Hollywood beauty Diane Lane has established her status in the industry but it seems she has some roles left over which she has not crossed off her bucket list yet. A big fan of Jay Roach, the director of Trumbo, Diane confessed how desperate she was for the role. Also, she talked about the Hollywood 10 and the fashion of the time period.
Q: Growing up in the industry, did you know about the blacklist?

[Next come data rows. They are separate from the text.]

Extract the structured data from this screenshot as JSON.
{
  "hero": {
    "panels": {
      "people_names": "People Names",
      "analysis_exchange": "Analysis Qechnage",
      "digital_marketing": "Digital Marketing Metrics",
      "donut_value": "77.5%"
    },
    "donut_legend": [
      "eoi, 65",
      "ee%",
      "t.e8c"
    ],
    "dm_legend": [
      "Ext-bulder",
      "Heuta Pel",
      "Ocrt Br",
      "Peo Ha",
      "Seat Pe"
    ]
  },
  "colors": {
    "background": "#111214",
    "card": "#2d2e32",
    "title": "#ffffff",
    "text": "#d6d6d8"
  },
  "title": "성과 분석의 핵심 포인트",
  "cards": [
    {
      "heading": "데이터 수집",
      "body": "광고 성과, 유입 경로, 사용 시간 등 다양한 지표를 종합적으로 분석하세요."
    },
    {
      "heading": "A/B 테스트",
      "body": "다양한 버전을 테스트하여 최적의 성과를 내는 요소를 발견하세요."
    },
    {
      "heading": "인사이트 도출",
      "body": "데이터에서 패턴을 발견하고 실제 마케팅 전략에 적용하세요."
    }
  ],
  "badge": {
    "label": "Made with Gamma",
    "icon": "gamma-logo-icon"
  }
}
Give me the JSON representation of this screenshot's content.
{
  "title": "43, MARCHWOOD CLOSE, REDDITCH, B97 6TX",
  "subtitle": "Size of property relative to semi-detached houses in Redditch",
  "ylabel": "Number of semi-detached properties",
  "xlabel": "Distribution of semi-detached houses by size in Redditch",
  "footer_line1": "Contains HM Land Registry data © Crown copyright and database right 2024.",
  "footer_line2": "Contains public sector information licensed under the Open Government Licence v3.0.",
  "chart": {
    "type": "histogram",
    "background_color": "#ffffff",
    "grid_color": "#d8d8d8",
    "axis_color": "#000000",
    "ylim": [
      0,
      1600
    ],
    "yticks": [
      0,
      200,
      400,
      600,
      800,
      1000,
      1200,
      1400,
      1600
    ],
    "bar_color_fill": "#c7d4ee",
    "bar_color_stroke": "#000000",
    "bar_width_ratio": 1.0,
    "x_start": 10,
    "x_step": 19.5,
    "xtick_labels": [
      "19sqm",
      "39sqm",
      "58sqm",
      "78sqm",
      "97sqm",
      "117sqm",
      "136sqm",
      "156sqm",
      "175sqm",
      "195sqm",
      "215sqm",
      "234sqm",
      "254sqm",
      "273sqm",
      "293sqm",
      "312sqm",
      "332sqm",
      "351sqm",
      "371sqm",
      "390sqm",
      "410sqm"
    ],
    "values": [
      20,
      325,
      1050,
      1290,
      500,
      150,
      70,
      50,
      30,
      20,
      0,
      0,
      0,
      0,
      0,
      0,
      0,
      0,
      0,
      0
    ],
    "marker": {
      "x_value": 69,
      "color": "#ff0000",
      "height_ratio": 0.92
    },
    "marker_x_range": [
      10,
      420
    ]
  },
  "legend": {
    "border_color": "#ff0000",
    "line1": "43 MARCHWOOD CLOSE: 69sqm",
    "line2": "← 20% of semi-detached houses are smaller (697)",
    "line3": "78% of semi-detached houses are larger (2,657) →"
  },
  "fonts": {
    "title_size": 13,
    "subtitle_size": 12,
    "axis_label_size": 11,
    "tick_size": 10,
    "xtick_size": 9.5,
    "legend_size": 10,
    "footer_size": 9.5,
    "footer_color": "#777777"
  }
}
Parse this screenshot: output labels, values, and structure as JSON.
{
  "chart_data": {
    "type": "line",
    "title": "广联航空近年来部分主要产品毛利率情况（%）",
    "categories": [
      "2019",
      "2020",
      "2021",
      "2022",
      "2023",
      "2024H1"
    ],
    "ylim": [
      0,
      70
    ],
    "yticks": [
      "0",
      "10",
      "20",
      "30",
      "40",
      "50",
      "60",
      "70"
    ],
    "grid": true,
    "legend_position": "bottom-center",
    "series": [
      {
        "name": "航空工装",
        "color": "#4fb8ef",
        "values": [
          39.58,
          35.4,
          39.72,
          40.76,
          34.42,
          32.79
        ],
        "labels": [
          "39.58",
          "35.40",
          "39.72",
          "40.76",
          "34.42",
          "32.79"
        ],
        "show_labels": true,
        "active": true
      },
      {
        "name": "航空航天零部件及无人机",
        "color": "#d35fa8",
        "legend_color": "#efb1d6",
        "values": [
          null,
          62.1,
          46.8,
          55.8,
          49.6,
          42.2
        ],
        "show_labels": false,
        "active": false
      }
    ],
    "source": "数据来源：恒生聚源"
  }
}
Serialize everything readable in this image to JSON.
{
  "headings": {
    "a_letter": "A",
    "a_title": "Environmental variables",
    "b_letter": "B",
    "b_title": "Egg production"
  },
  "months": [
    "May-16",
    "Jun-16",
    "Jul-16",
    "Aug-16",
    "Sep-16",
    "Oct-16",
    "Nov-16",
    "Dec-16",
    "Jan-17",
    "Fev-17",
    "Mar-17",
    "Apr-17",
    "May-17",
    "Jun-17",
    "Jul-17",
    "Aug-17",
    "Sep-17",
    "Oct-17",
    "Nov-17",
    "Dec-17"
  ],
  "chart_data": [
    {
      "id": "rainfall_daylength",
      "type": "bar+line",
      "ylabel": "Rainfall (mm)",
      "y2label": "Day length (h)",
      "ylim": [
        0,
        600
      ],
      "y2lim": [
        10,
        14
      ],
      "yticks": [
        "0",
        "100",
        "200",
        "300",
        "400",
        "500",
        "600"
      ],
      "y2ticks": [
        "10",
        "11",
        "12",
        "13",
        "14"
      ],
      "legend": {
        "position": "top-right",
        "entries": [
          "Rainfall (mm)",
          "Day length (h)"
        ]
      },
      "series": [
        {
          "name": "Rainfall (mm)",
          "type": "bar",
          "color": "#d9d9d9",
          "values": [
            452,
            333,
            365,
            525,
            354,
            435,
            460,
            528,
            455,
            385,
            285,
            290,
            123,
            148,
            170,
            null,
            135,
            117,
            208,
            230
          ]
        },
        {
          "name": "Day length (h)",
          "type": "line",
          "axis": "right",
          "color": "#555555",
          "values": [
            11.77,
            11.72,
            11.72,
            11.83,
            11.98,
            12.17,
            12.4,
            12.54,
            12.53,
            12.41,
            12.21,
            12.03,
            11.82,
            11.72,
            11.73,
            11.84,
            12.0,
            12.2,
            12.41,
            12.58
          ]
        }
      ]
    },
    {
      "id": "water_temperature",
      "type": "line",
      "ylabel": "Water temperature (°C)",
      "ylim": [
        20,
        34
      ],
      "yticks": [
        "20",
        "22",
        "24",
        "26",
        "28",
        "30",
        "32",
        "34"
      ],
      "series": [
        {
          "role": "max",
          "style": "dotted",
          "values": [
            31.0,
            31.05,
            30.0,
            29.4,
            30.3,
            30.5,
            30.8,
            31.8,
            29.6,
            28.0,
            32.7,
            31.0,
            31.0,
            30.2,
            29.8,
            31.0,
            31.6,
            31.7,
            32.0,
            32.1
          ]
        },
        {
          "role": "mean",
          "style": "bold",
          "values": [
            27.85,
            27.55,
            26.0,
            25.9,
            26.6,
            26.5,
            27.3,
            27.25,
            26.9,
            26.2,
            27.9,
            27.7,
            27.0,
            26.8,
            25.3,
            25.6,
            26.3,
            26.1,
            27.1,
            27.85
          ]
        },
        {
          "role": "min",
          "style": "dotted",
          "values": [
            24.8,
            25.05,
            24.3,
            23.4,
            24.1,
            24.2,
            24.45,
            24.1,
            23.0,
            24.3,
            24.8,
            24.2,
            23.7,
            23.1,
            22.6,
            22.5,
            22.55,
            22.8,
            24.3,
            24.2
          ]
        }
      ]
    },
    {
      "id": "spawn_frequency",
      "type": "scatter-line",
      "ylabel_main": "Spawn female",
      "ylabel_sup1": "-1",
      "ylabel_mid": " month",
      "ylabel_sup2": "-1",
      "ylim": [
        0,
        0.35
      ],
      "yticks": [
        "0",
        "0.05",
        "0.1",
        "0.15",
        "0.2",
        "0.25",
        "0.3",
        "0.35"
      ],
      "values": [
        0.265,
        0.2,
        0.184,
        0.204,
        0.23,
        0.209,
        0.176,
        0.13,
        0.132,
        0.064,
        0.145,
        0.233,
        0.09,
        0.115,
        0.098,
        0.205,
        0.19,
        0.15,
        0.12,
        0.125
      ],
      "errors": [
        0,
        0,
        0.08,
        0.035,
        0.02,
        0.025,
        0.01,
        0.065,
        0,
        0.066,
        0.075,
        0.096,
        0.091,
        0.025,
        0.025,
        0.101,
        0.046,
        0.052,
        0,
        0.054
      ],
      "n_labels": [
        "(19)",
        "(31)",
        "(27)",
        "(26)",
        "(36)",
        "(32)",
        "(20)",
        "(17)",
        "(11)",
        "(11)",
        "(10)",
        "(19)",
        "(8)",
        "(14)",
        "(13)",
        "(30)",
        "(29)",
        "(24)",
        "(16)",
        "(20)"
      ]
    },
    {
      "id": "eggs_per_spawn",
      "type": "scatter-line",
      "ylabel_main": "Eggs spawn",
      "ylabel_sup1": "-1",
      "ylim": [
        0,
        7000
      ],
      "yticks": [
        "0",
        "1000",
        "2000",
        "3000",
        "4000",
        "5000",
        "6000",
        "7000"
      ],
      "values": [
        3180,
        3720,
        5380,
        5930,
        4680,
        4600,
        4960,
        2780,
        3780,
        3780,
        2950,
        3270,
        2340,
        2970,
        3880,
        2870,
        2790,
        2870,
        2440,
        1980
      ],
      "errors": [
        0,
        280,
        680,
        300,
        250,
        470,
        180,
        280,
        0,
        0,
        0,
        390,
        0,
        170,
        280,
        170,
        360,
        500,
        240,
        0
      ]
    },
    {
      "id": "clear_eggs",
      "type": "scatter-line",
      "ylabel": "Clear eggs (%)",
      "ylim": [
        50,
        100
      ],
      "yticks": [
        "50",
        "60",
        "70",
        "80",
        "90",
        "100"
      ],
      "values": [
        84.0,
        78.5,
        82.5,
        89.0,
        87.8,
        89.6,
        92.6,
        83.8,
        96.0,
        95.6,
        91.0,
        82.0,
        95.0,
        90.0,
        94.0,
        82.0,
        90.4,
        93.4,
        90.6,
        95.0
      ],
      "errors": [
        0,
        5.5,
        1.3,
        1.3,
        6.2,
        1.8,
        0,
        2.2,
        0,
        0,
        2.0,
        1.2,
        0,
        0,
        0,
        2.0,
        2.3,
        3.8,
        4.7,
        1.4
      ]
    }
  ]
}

I’d heard of the Hollywood 10. I didn’t really know what that was. I knew it was tied to the blacklist. I didn’t realize that they were all writers, primarily. I knew Dalton Trumbo’s name, but I didn’t realize he had written and had not gotten credit for his writing for two of his films. I didn’t realize he wrote Roman Holiday. I did know he wrote The Brave One, but I didn’t know the story behind it. It takes a while to rectify history because you have to have people who are passionate enough to do it. When you see the healing of the wounds that come from rectifying history, and telling the story of the victims and not just the way history is portrayed by time marching forward and the version of America that the media wants to present to itself on a conveyer belt, it just feeds itself. It’s a self-feeding machine. We need to bump up against it occasionally and get it off course to remind ourselves that we have to look at what we’ve done so we don’t repeat it.
Q: What was your first impression when you got the script?
I’ve been a tremendous Jay Roach (director) fan. I’ve loved all of the movies of his. I was actually hoping that if I didn’t get the part, that maybe he’d see that I could be funny on purpose, and hire me in a comedy in the future. But I really wanted to work with Bryan Cranston too. I’d just seen him in the previews of his wonderful performance that won him the Tony in New York — the L.B.J. play, All the Way. The way it worked out was tremendous, because when we got to the set — skipping ahead — it seemed to me, Bryan, that he still had all of that locomotive. The wheels were (going). He was still oscillating, like this giant train. He hadn’t slowed down. He just kept barreling. Who needs tracks? We’re going to take it over here and do this with all of that wonderful mojo energy of the stage. So I was like, “Wow, we’re on 11 on this dial! OK!” But I came into the office to meet for the job. I’d already taken a juggling lesson to impress upon (Jay) the seriousness of my commitment. And also, realizing that God help me if I got the part, because I need every single moment possible to prepare for that particular scene, so that’s my story.
Q: What was it like dressing in the fashion of the time period?
It’s like being a transvestite to be a woman because you get to just dial up how much is required or how much you feel. And if you don’t want to play, you just put your hair back, don’t wear makeup, and schlump off to the grocery store and say, “I’m a dude today.” I just didn’t want to invest in being a woman because it takes work… It takes a village, honestly, to achieve the looks we have. Daniel Orlandi (costume designer) is amazingly gifted as a costumer. It was great fun to have his inspiration and excitement about it all. He’s worked on many films with you, right? [asking Jay Roach] So you guys are the right team, you trusted the right guy. So anyway, it’s really fun to play different eras. I love the looks of women as we go back in time, but I don’t love the politics that women had to endure as we go back in time. The foundations were very uncomfortable, but they looked great!
Trumbo opens in theaters on November 6th.